Dossier : IMM-2252-17

Référence : 2017 CF 1149

[TRADUCTION FRANÇAISE]

Ottawa (Ontario), le 14 décembre 2017

En présence de monsieur le juge Gleeson

ENTRE :

SAJID HUSSAIN

demandeur

et

LE MINISTRE DE LA CITOYENNETÉ ET DE L’IMMIGRATION

défendeur

JUGEMENT ET MOTIFS

I.                    Aperçu

[1]               M. Hussain est un citoyen du Pakistan qui fait l’objet d’un renvoi du Canada vers le Pakistan. Il présente cette demande en vertu du paragraphe 72(1) de la Loi sur l’immigration et la protection des réfugiés, L.C. 2001, ch. 27 (la LIPR), afin d’obtenir une révision de la décision défavorable rendue à l’égard de sa demande d’examen des risques avant renvoi (ERAR).

[2]               Pour les motifs ci-après exposés, la demande est accueillie. Je suis d’avis que le défaut de l’agent d’immigration principal (l’agent) de tenir compte des observations et des éléments de preuve sur le risque allégué d’incarcération et de mauvais traitements de la part des autorités pakistanaises – un risque qui, selon M. Hussain, découle de sa non-admissibilité au Canada pour des raisons d’ordre criminel – mine l’intelligibilité et la transparence de la décision et la rend déraisonnable.
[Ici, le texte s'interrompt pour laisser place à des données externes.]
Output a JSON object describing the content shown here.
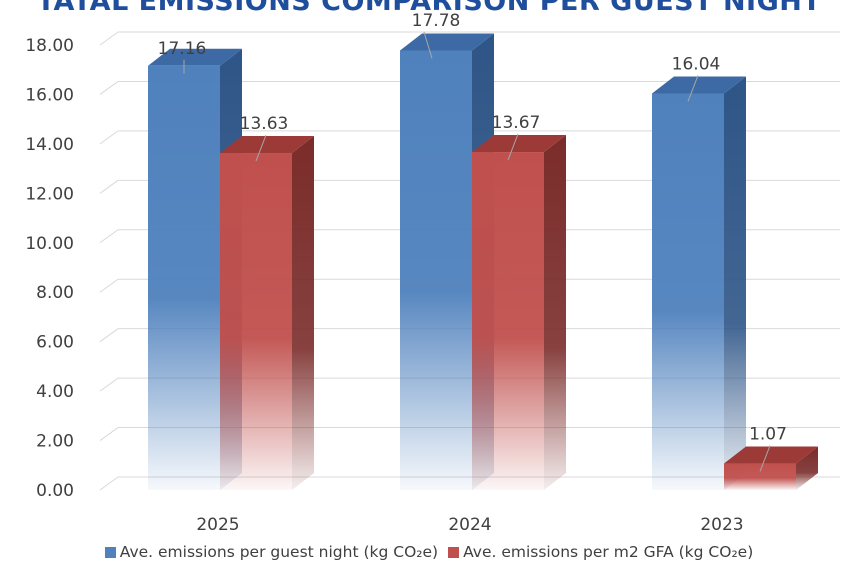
{
  "chart_data": {
    "type": "bar",
    "title": "TATAL EMISSIONS COMPARISON PER GUEST NIGHT",
    "categories": [
      "2025",
      "2024",
      "2023"
    ],
    "series": [
      {
        "name": "Ave. emissions per guest night (kg CO₂e)",
        "values": [
          17.16,
          17.78,
          16.04
        ],
        "color": "#4f81bd"
      },
      {
        "name": "Ave. emissions per m2 GFA (kg CO₂e)",
        "values": [
          13.63,
          13.67,
          1.07
        ],
        "color": "#c0504d"
      }
    ],
    "y_tick_labels": [
      "0.00",
      "2.00",
      "4.00",
      "6.00",
      "8.00",
      "10.00",
      "12.00",
      "14.00",
      "16.00",
      "18.00"
    ],
    "data_labels": [
      [
        "17.16",
        "17.78",
        "16.04"
      ],
      [
        "13.63",
        "13.67",
        "1.07"
      ]
    ],
    "ylim": [
      0,
      18
    ],
    "grid": true,
    "legend_position": "bottom",
    "style": "3d-gradient"
  }
}
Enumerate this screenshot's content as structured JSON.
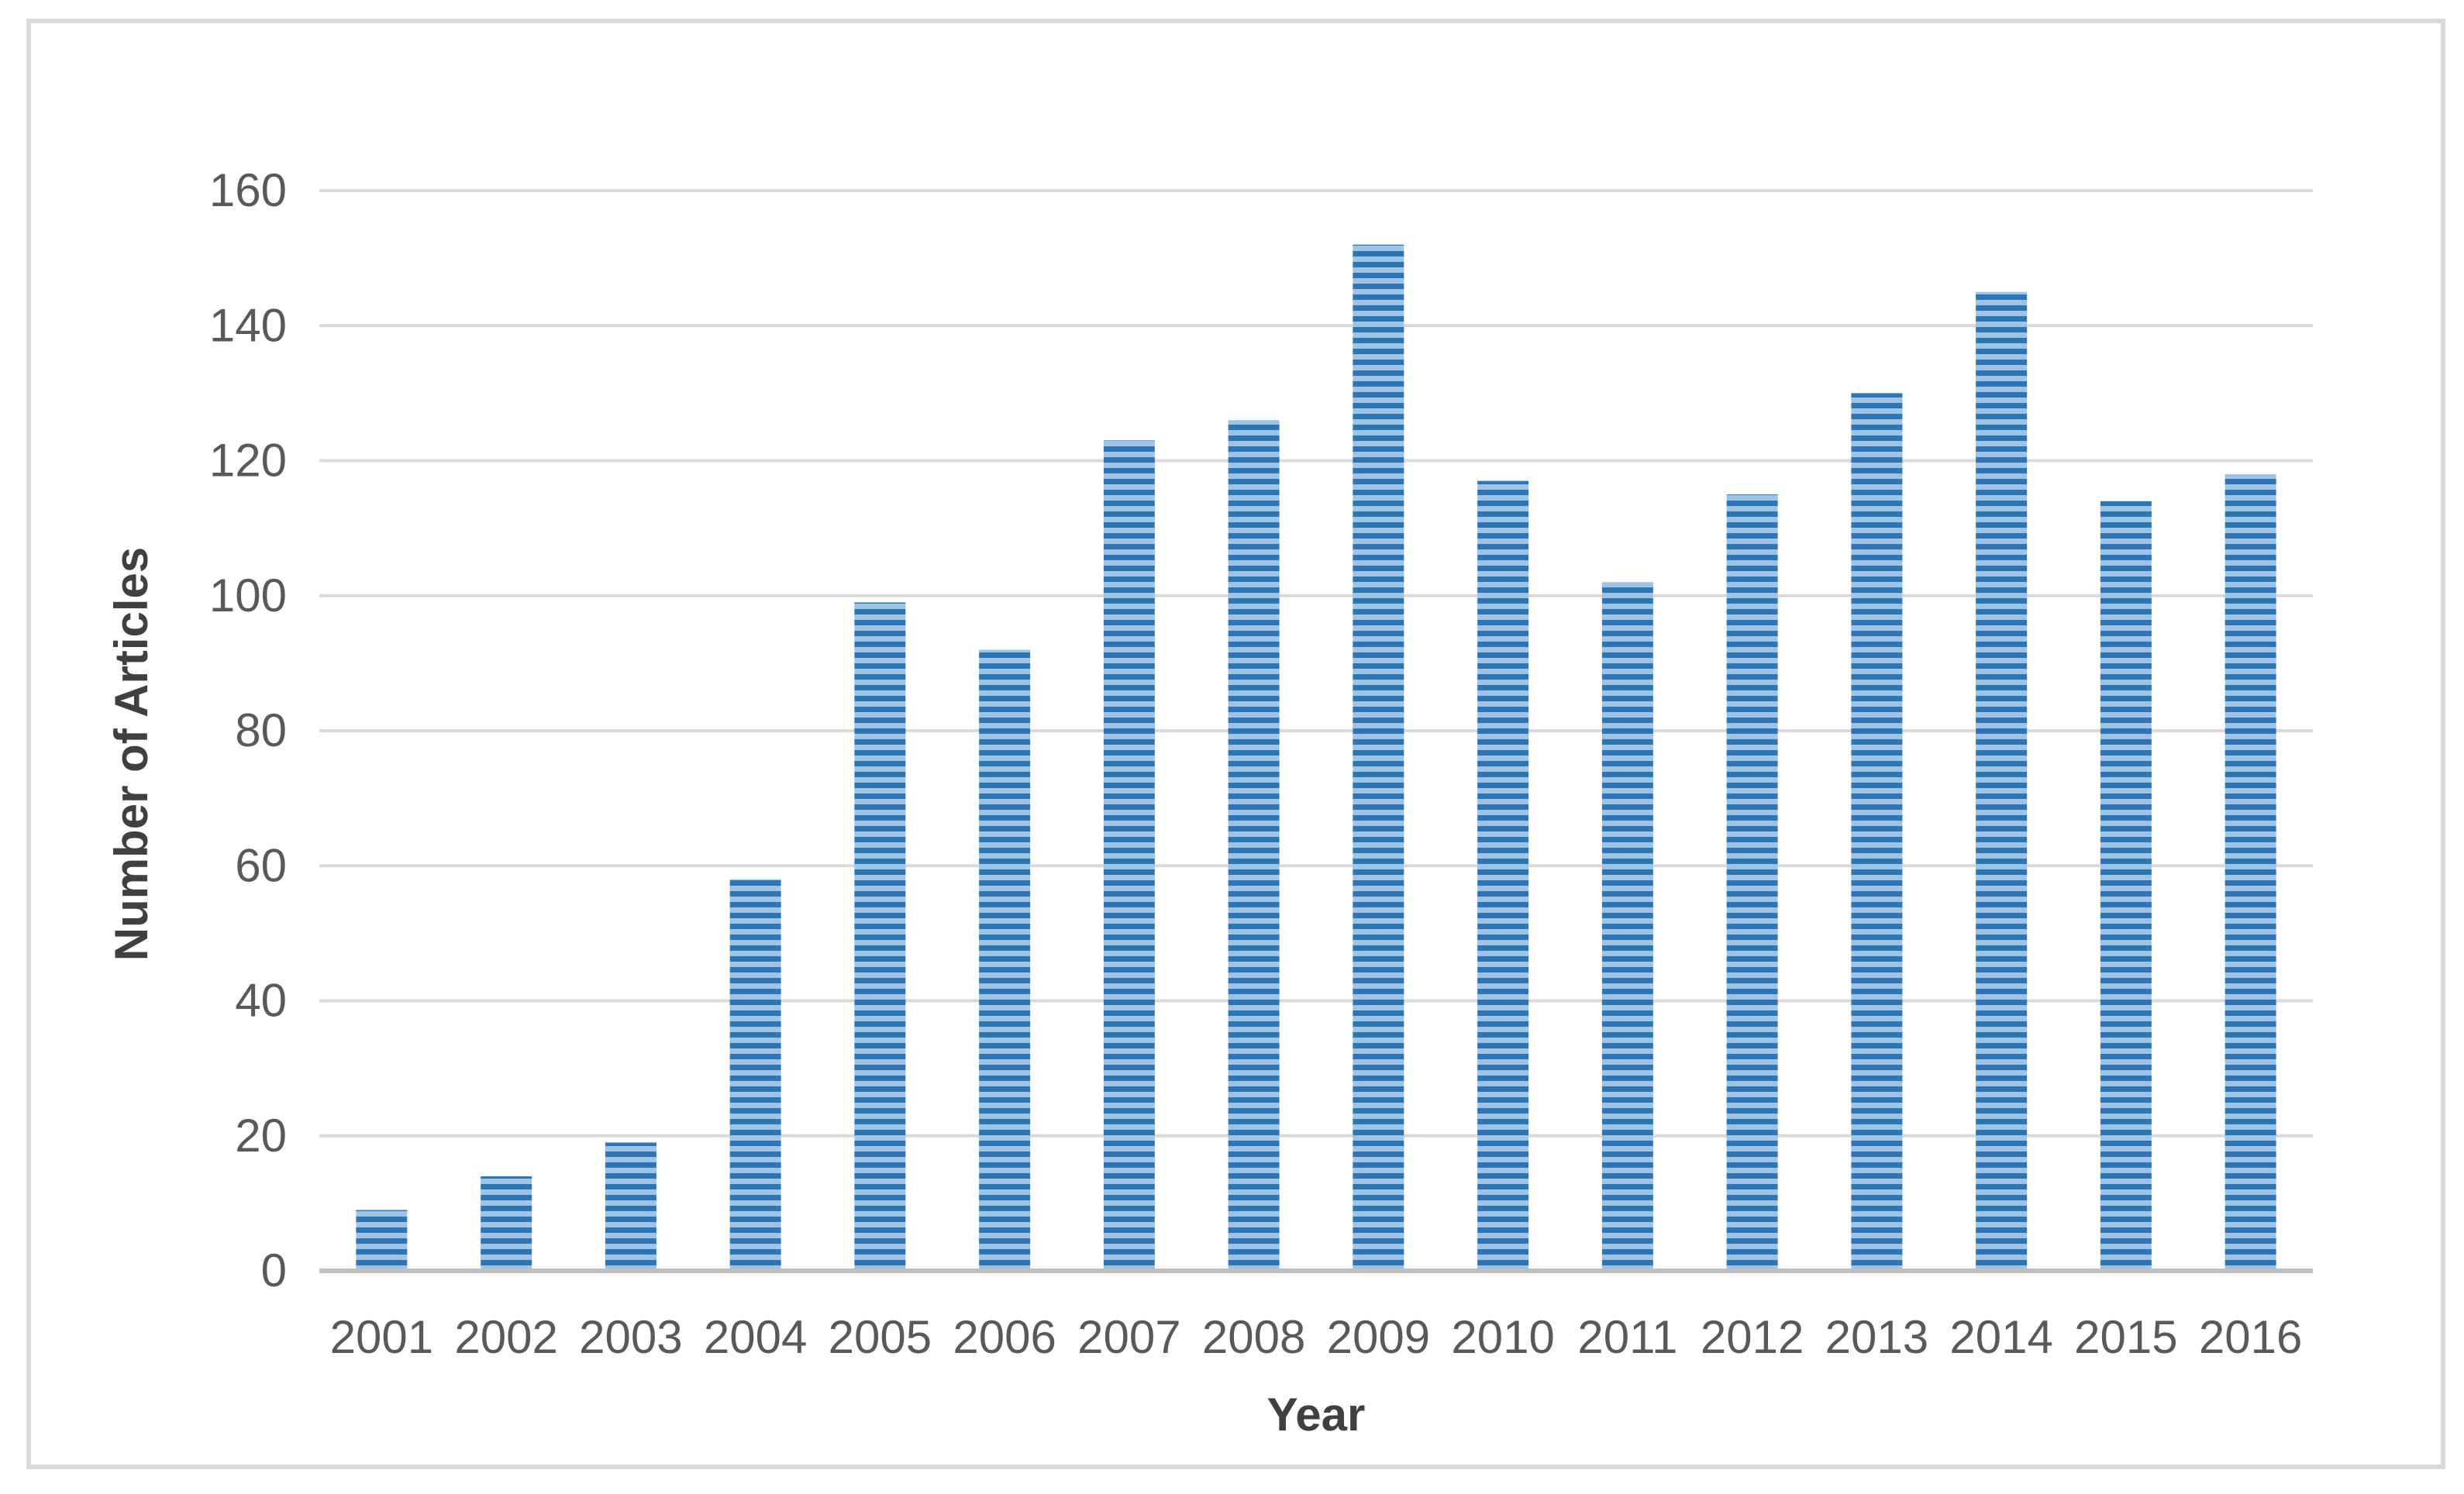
{
  "chart_data": {
    "type": "bar",
    "title": "",
    "xlabel": "Year",
    "ylabel": "Number of Articles",
    "categories": [
      "2001",
      "2002",
      "2003",
      "2004",
      "2005",
      "2006",
      "2007",
      "2008",
      "2009",
      "2010",
      "2011",
      "2012",
      "2013",
      "2014",
      "2015",
      "2016"
    ],
    "values": [
      9,
      14,
      19,
      58,
      99,
      92,
      123,
      126,
      152,
      117,
      102,
      115,
      130,
      145,
      114,
      118
    ],
    "ylim": [
      0,
      160
    ],
    "yticks": [
      "0",
      "20",
      "40",
      "60",
      "80",
      "100",
      "120",
      "140",
      "160"
    ],
    "grid": true,
    "legend": "none",
    "bar_color": "#2e75b6",
    "bar_stripe_color": "#9dc3e6",
    "bar_pattern": "horizontal-stripes"
  }
}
II.                 Contexte

[3]               M. Hussain est arrivé au Canada en compagnie de ses parents en tant qu’enfant à charge. La famille avait été parrainée par le frère aîné de M. Hussain, Farakat. M. Hussain est devenu résident permanent du Canada en 1995, à l’âge de 15 ans.

[4]               Son frère, Farakat, a épousé sa cousine Shazia Bi au Pakistan, dont il a aussi parrainé la demande de résidence permanente. Mme Bi est arrivée au Canada et est devenue résidente permanente en 1998. Le couple a divorcé moins d’un an plus tard.
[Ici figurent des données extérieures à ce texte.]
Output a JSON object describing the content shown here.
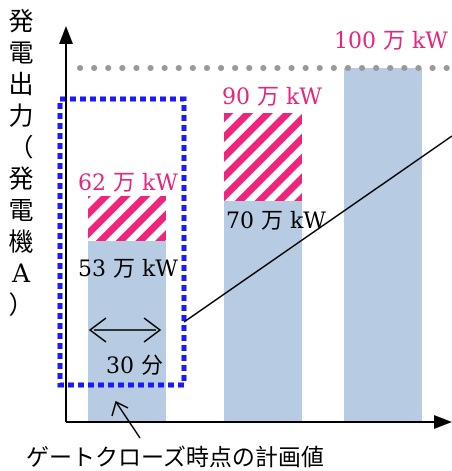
{
  "y_axis_label": "発電出力（発電機A）",
  "labels": {
    "max": "100 万 kW",
    "upper_hatched": "90 万 kW",
    "middle_bar": "70 万 kW",
    "lower_hatched": "62 万 kW",
    "left_bar": "53 万 kW",
    "duration": "30 分",
    "caption": "ゲートクローズ時点の計画値"
  },
  "colors": {
    "bar": "#b7cce2",
    "hatch": "#f0247c",
    "label_pink": "#e8247c",
    "dashed_box": "#1a1aff",
    "dotted_line": "#999999",
    "axis": "#000000"
  }
}
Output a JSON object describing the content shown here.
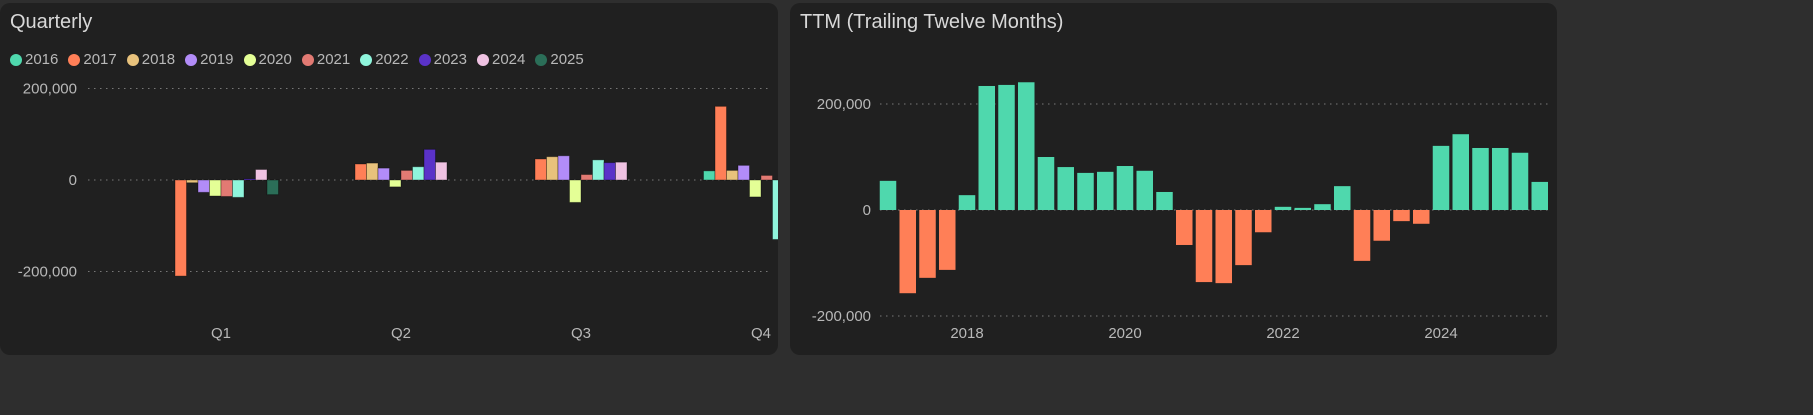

[5]               M. Hussain allègue qu’il a été forcé d’épouser l’ex-femme de son frère après le divorce de ce dernier, afin de préserver l’honneur des deux familles. Ils se sont mariés en janvier 2002, mais ont divorcé en juillet 2012. La date de séparation indiquée sur leur demande de divorce est juillet 2005, mais M. Hussain soutient qu’ils ont tenté de se réconcilier à deux reprises, soit en 2008 et à nouveau en 2010.
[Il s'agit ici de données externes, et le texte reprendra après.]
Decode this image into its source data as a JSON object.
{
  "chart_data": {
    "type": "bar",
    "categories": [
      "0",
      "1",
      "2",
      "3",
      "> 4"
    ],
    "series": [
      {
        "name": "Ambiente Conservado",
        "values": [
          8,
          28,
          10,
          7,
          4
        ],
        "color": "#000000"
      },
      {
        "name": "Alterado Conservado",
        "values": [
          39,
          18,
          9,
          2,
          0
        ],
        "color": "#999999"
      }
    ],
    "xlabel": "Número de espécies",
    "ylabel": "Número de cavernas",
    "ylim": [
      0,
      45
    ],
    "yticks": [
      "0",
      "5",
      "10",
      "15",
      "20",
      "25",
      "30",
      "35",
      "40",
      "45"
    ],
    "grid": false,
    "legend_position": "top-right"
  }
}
[6]               M. Hussain ajoute qu’après s’être séparé de Mme Bi, il a entretenu une relation avec une femme de nationalité philippine. Ils ont eu un enfant ensemble, qui est né au Canada en 2006; en 2008, M. Hussain a parrainé la demande de résidence permanente de sa partenaire philippine à titre de conjointe de fait. La partenaire philippine de M. Hussain est devenue résidente permanente en 2009; il semble toutefois qu’ils aient rompu lorsque M. Hussain a été accusé de voies de fait.

[7]               M. Hussain dit que ses tentatives de réconciliation avec Mme Bi ont pris fin en 2010, lorsque cette dernière a été informée de la relation qu’il entretenait avec sa partenaire philippine et qu’elle a appris qu’un enfant était né de cette relation.  Il soutient que, depuis l’échec de ses tentatives de réconciliation avec sa femme en 2010, la famille de Mme Bi menace de lui faire du mal s’il retourne au Pakistan.

[8]               En 2010, M. Hussain a été condamné pour un certain nombre d’infractions liées à la fraude en vertu des alinéas 362(1)a) et 380(1)a) du Code criminel, L.R.C. (1985), ch. C-46. Il a par la suite été déclaré interdit de territoire au Canada pour cause de grande criminalité, en vertu de l’alinéa 36(1)a) de la LIPR. Le 12 octobre 2012, une mesure d’expulsion du Canada a été prise contre lui.

[9]               Dans sa demande d’ERAR, M. Hussain invoque le risque qu’il soit victime d’un crime d’honneur ou de violence liée à l’honneur de la part de la famille de Mme Bi s’il retourne au Pakistan, ainsi que le risque qu’il fasse l’objet de représailles de la part des autorités pakistanaises en raison de sa non-admissibilité au Canada pour des raisons d’ordre criminel.

III.               Décision contestée

[10]           Les éléments de preuve portant sur la violence liée à l’honneur ont été présentés dans deux affidavits du père de M. Hussain. L’agent a exprimé des réserves au sujet de la preuve par affidavit présentée par le père, du fait notamment que celle-ci : (1) n’expliquait pas pourquoi l’honneur familial n’avait pas été entaché par le premier divorce de Mme Bi d’avec le frère de M. Hussain; (2) n’expliquait pas pourquoi les menaces à l’endroit de M. Hussain venaient de la famille de Mme Bi au Pakistan et non des membres de sa famille immédiate qui se trouvaient au Canada; et (3) n’était corroborée par aucun élément de preuve documentaire objectif indiquant que la famille de Mme Bi cherchait à faire du mal M. Hussain.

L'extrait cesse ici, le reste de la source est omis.